Gemini’s balance sheet has taken a hit. John Todaro of Needham & Company said the company had hoped to break even by 2027, but now looks like 2028.
Meanwhile, at Burish, which primarily serves institutional clients, trading activity was down 28% in January compared to last year, Lau said.
There is no scandal this time, just a loss of interest
Kaiko University’s Laurence Frausen said we are only “about 25% of the way through this cycle.” He believes it could still be six to nine months before things start to improve again.
This slump feels weird. There’s usually something bigger behind it. Regulators cracked down on ICOs in 2018.
In 2022, FTX, Three Arrows Capital, and Terra Luna exploded. At this time? there is nothing. It’s just that the crowd waned and the October crash wiped out the huge leverage.
Despite new Bitcoin ETFs and infrastructure upgrades over the years, trading activity has been sluggish. According to Kaiko’s data, the decline has already begun to rival the worst points of the last major recession in 2021 and 2022.
But this time, people are not panicking. They just sound off.
Some companies are still pursuing leverage on decentralized platforms. Some are running toward what’s hot: AI tokens, prediction markets, sports betting, small-cap tech stocks, and even gold. But big companies like Coinbase and Gemini still have a completely uninterested crowd.

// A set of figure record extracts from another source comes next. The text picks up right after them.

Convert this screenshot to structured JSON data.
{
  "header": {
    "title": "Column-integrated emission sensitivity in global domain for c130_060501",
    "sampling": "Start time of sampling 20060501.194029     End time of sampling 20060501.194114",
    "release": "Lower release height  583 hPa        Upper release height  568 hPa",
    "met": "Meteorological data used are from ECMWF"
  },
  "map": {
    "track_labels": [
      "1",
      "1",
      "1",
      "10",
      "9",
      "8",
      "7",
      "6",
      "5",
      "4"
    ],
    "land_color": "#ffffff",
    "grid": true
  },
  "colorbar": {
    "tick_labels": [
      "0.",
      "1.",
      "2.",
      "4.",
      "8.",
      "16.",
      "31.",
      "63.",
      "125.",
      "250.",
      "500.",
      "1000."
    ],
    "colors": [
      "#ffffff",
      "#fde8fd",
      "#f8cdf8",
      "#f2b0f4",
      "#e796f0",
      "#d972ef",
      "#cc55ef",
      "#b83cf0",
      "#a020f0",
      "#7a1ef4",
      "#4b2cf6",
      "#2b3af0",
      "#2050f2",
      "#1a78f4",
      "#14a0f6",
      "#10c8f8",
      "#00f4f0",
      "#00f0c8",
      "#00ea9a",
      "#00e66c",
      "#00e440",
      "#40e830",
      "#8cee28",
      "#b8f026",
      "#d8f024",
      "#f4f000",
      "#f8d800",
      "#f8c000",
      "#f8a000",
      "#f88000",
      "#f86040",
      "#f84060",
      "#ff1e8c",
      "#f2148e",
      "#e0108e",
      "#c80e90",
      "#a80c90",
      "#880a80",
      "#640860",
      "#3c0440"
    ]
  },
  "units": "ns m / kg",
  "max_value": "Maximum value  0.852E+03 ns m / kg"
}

Some are trying to build other services like storage or stocks, but that won’t save them. Their entire business model relies on people trading. And so far, that’s not the case.
A meeting is scheduled between the crypto industry and the banking sector at the White House later on Monday. The goal is to finalize the market structure bill in the Senate. Perhaps it will wake up the market. But in the meantime, exchanges are learning that crashes are not the only cause of disaster. In some cases, you may not need to do anything.